Me llaman Tahúr. Supongo que es burla, bien sabido es que juego de naipes en el que me meto, juego en el que termino esquilmado. Claro que también podría ser porque me dedico al negocio de las cartas, de mover el correo por el archipiélago. Podría ser también porque guardo celosamente mis cartas, las de navegación. Podría ser, pero no les atribuyo tanto ingenio. De todos modos, es irrelevante. Me llaman Tahúr y así es como me presento.

Os vengo a contar algo que no he contado nunca antes, la historia de cómo obtuve las cartas de navegación que me llevaron a convertirme en el mensajero de este archipiélago, el guardián de todas sus comunicaciones. No me preguntéis el porqué, es algo que me apetece contar hoy, y por tanto es lo que voy a hacer. Los tiempos en los que sólo hacía lo que otros decidían hace mucho que quedaron atrás.

Yo antes era otro peón en una gran empresa de una gran ciudad. Un tipo gris como tantos otros, nada que me distinguiese. Obviamente llevaba otro nombre entonces. Otra vida, otro nombre, otra personalidad... Era yo, puesto que lo recuerdo, pero al mismo tiempo no era yo. El barco de Teseo, ¿no? Perdón, ya me estoy yendo por las ramas. La cuestión es que mi vida era bastante aburrida: dormir, trabajo, televisión, y vuelta a empezar. Los fines de semana, perdidos en gimnasios y en bares. Otra vida irrelevante para el mundo y para mi mismo.
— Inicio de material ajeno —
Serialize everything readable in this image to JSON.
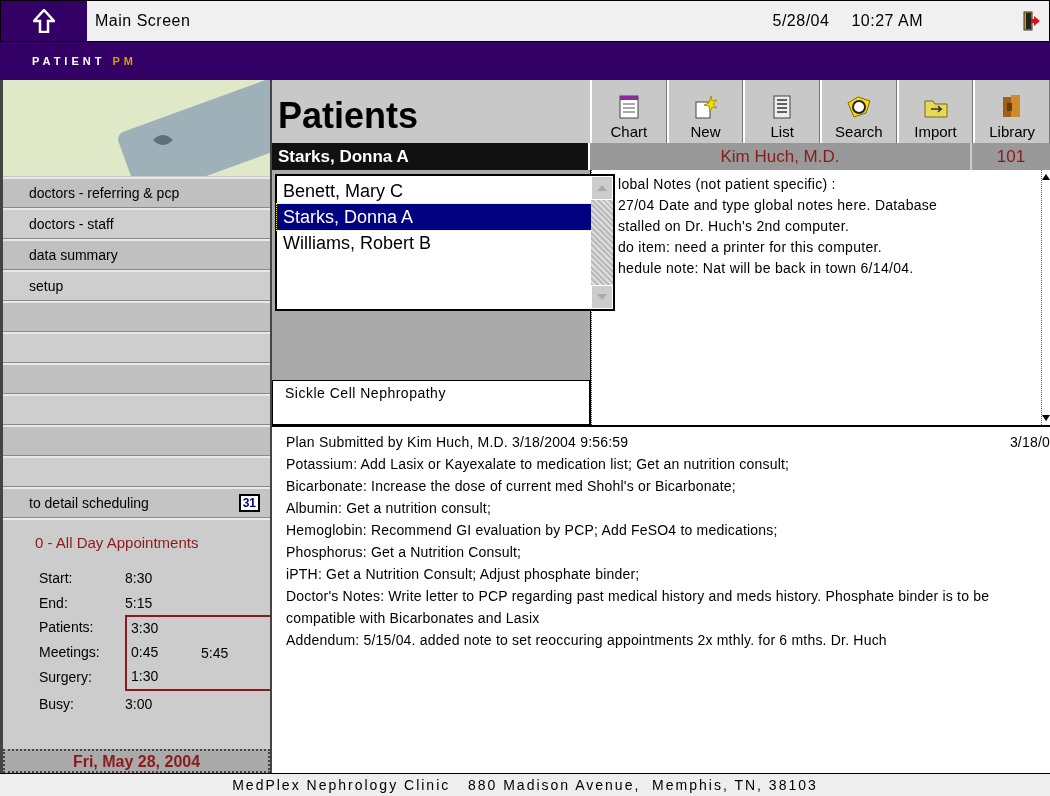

Todo cambió el día que lo vi a él. ¿Que a quién? Sinceramente, no lo sé. Caminaba por la misma calle que yo un día que volvía de tomarme unas cervezas. Algo en su silueta o su forma de andar atrajo mi atención. La cuestión es que en cierto momento entró por una puerta, y cuando llegué a su altura vi que era una galería de arte, y que estaban de festejo, inauguración o algo similar. Entré, envalentonado por el alcohol, pensando que igual podría verlo y hablar con él. Aviso desde ya, eso no ocurrió.

Cruzar aquella puerta fue como viajar a otro país. Todo me resultaba extraño, distinto. La gente no tenía nada que ver con lo que estaba acostumbrado, vestían ropas coloridas y atrevidas, hablaban de cosas que no entendía. Hasta sus caras parecían foráneas, de algún modo que no alcanzo a explicar. Tan fuera de lugar me sentía que tardé un tiempo en darme cuenta de que era una exposición de cuadros. El arte moderno nunca me había llamado antes, pero una de las pinturas me agarró por la mirada hasta el punto de que el mundo a mi alrededor se desvaneció.

Era un cuadro en un estilo tosco, casi infantil, con colores muy básicos, sin degradados, y las perspectivas rotas. Mostraba una barca sobre un mar azul, rodeada de islas verdes. Nada particular, en realidad, pero de algún modo representaba algo que buscaba y no tenía en mi vida. Libertad, color, naturaleza. Acabé comprando el cuadro. Me costó menos de lo que imaginaba que cuestan estas cosas.

Lo colgué en mi pared y, todos los días, después del trabajo, en vez de encender la televisión, lo miraba, me relajaba y me inspiraba. Poco a poco, sin saber muy bien cómo ni por qué, empecé a leer. Al principio, sobre islas y mar, luego barcos, luego cualquier cosa que hablase de otras formas de vivir. Dejé de ir de bares; de pronto perdieron todo el interés para mi.

Unos meses después, andando por una calle que había recorrido mil veces, pasé por delante de una librería náutica que no había visto nunca. Impulsado por mis nuevos intereses, entré a cotillear. Aquel día no compré nada, pero trabé conversación con la dueña de la tienda. Me volví asiduo, todas las semanas pasaba por allí, charlabamos un rato, y a veces compraba algún libro. Esto duró un año, más o menos, hasta que un día, al entrar en la tienda, aquella mujer — es absurdo, no logro recordar su nombre, ni tan siquiera si alguna vez lo supe — me hizo pasar a su trastienda, me hizo sentarme en una silla en el exiguo espacio que quedaba entre montañas de libros y bártulos, me sirvió un café y me dijo que tenía algo que contarme.

Pero se está haciendo tarde y veo que estáis empezando a cansaros. Mejor lo dejamos aquí y os cuento el resto otro día, ¿de acuerdo?